Ghana’s monetary authorities have delivered yet another bold signal of confidence in the economy’s recovery trajectory, slashing the benchmark policy rate by 350 basis points to 18 per cent, the lowest level in years.
The announcement was made on Wednesday, 26 November 2025, as the Bank of Ghana’s Monetary Policy Committee (MPC) concluded its 127th regular meeting.

Addressing journalists in Accra, MPC Chairman and Governor of the Bank of Ghana, Dr Johnson Asiama, said the decision reflected sustained progress in the fight against inflation, a calmer foreign exchange market, and improving short-term expectations among businesses and consumers.
“Inflation has continued to ease faster than anticipated, supported by a more stable exchange rate and lower underlying pressures. The Committee therefore saw room to provide additional support to the economy while maintaining a prudent stance,” Dr Asiama explained.

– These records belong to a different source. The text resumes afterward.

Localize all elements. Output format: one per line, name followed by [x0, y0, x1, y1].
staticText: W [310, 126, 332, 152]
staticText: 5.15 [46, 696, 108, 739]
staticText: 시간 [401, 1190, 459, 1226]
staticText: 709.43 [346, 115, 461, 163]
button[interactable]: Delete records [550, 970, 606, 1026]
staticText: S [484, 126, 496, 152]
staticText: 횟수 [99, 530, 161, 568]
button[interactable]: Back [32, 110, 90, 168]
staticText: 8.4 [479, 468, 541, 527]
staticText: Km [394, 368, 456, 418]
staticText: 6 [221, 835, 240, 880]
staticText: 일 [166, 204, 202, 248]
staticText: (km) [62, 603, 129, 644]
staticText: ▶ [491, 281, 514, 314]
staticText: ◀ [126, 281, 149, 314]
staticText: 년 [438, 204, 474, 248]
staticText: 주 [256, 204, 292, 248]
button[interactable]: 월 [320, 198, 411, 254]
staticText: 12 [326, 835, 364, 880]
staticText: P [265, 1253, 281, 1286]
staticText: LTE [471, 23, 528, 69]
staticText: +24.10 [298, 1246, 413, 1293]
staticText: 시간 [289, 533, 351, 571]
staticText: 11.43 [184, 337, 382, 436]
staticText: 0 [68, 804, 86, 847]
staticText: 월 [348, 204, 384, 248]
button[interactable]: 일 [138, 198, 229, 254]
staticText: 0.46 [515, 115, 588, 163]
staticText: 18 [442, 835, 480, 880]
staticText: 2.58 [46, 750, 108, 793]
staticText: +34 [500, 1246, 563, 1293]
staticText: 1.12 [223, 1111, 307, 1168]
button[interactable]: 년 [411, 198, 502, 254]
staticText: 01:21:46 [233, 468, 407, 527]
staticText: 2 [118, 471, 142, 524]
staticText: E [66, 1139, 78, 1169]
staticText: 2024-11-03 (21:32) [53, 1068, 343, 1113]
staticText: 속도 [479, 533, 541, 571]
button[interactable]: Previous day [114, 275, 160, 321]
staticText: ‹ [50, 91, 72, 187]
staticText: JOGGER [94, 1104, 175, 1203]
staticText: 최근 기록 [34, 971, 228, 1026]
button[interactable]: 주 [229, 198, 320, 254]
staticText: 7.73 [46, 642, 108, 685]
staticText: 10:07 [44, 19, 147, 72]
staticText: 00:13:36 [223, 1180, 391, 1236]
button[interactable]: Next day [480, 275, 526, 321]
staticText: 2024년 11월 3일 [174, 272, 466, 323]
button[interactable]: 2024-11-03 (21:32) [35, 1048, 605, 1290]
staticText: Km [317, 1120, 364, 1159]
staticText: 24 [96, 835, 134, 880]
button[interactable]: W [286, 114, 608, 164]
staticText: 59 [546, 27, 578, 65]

The rate cut marks the latest step in a series of interventions aimed at consolidating macroeconomic gains after a period of severe price instability and exchange rate volatility. With headline inflation declining sharply over the past twelve months buoyed by improved food supply conditions, moderating international commodity prices, and stronger monetary discipline. The MPC believes conditions are ripe for easing borrowing costs to stimulate private sector activity.
Analysts say the 18 per cent rate provides a stronger signal to banks to review lending rates downward, potentially unlocking credit for businesses and cushioning households burdened by high repayment costs. Sectors such as manufacturing, agribusiness, and construction may benefit most from the improved financing environment if commercial banks respond swiftly.
Dr Asiama stressed that the Committee’s focus remains on safeguarding hard-won stability, even as it gradually shifts toward supporting growth. “The rate reduction is consistent with our commitment to guide the economy toward a lower and more sustainable interest rate environment, without compromising the hard-won gains in stability,” he said.
Market watchers note that the policy direction aligns with the government’s medium-term recovery strategy, which targets a more predictable investment climate and lower cost of capital to spur economic expansion. The relatively calm foreign exchange market supported by improved inflows, enhanced reserve buffers, and tighter regulation of forex demand has further strengthened confidence in the central bank’s easing cycle.
For many businesses and consumers, the latest policy decision brings cautious optimism. While lending rates remain structurally high, the MPC’s assertive approach signals a shift toward more accommodative monetary conditions that could improve liquidity and business resilience heading into 2026.